Der Film begleitet die Menschen in Thule und auf Tuvalu eine Weile in ihrem Alltag, bevor er das Thema ins Spiel bringt, das die beiden Orte auf dramatische Weise verbindet. Das Gletschereis, das in Grönland ins Meer stürzt, trägt dazu bei, dass die Tuvalesen am anderen Ende der Welt um ihre Existenzgrundlage fürchten müssen. Ein steigender Meeresspiegel und gehäuft auftretende Stürme machen den flachen Pazifikinseln zu schaffen. Der Untergang dieser Paradiese vollzieht sich schleichend, aber sichtbar: Die Ufer werden unterspült, Bäume stürzen um und das Fehlen ihrer Wurzeln führt zu einer weiteren Bodenerosion. Im Innern der Inseln zerstört die fortschreitende Versalzung lebenswichtige Pflanzungen, wegen des ausbleibenden Regens muss Trinkwasser mit Frachtschiffen herangeschafft werden.
Auch die Jäger im Norden Grönlands spüren den Klimawandel: Während man früher im Herbst mit einer stabilen Eisdecke rechnen konnte, ist der Fjord nun immer länger eisfrei. Tiere ziehen sich zurück und die Jäger haben keine Möglichkeit mehr, von der Eiskante aus Narwale zu jagen. Andererseits verbessern sich die Chancen für den Fischfang – aber für einen traditionellen Jäger ist der Wechsel des Gewerbes eine schwierige Entscheidung.
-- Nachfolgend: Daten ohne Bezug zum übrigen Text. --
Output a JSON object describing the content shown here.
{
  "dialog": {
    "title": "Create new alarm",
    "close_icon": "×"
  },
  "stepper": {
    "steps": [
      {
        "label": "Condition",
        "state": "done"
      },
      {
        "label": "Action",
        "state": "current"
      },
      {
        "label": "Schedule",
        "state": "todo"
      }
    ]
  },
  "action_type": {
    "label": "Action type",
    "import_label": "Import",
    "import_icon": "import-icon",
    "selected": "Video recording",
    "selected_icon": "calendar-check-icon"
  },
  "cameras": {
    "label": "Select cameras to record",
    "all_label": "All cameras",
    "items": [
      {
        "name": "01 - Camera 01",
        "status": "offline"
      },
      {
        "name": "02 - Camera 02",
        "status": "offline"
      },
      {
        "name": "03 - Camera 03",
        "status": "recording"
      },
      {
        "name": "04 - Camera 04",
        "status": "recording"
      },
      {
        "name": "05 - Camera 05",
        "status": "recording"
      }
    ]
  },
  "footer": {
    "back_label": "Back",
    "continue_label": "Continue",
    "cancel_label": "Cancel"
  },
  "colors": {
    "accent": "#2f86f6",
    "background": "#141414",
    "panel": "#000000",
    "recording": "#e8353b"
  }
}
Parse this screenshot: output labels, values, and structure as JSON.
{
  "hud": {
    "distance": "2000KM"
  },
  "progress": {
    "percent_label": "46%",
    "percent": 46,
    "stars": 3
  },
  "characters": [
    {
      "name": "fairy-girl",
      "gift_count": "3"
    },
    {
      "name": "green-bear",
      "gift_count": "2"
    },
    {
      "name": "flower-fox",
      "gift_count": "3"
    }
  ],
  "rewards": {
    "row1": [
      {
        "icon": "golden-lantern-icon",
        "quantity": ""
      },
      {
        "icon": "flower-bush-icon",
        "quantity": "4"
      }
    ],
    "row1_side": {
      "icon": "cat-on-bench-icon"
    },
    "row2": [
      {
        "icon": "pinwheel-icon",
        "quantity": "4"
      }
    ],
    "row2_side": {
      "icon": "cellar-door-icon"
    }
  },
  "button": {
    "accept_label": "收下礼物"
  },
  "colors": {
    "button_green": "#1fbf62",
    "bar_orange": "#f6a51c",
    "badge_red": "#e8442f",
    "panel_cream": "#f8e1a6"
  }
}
In einer kurzen Sequenz werden Bilder von der Weltklimakonferenz 2009 gezeigt, als tuvalesische Politiker vergeblich konsequentere Beschlüsse forderten. Aber eindrucksvoller als die große Politik ist das, was an den eigentlichen Schauplätzen passiert. Die Menschen beobachten die allmählichen Veränderungen der Natur mit Sorge und begreifen, dass ihre Existenz von diesen Veränderungen in Frage gestellt wird. Manche reagieren trotzig, wollen es nicht wahrhaben, dass für sie alles auf dem Spiel steht, andere geben sich pragmatisch und wieder andere haben bereits reagiert. Die Zuschauer/innen sehen eine Familie, die aus Tuvalu ausgewandert ist und in Neuseeland in einem gepflegten Einfamilienhaus lebt. Es ist ein anrührender Exkurs, denn man spürt, wie sehr die Menschen, denen es doch scheinbar gut geht, dem Leben auf dem Atoll nachtrauern.
Die beeindruckenden Naturkulissen prägen den Film ebenso wie die geduldige Beobachtung der Protagonisten/innen in ihrem Alltag. Matthias von Gunten nimmt sich viel Zeit für die Menschen – Zeit, die Tuvalu nicht hat. Der Film kann kein Happy End liefern, aber wenigstens einen Hoffnungsschimmer. In einem Treibhaus stehen Baumsetzlinge – eine schnell wachsende und gegen Meerwasser resistente Baumart, die helfen soll, die Ufer des Atolls zu stabilisieren. Aber am Ende steht doch die Frage im Raum, ob das nicht alles zu wenig ist und zu spät kommt.
Filmische Realisierung
Die Dramaturgie ist einfach und doch raffiniert: Vom Anfang bis zum Ende erzählt der Film in zwei parallelen Strängen. Dabei nähert er sich zunächst behutsam den Schauplätzen und erkundet das Leben seiner Protagonisten/ innen in Thule und Tuvalu. Nach den ersten Alltagsbeobachtungen dringt der Film dann weiter vor zu den aktuellen und drängenden Fragen: Wie macht sich der Klimawandel jeweils bemerkbar? Wie gehen die Protagonisten/innen mit den Veränderungen um? Risse im Eis, unterspülte Ufer, vom eindringenden Salzwasser zerstörte Pflanzungen. Menschen beschreiben ihre Einstellung zur Zukunft ihrer Familie und zur Bedrohung ihrer Existenz – unterlegt und konterkariert durch beeindruckende Landschaftsaufnahmen. Der Film erkundet Traditionen und Haltungen. Ein Exkurs mit Bildern von der Weltklimakonferenz in Kopenhagen stellt einen großen Zusammenhang her, die Sequenz über die ausgewanderten Tuvalesen zeigt, was vielen anderen wohl noch bevorsteht – ein Leben ohne das Inselparadies.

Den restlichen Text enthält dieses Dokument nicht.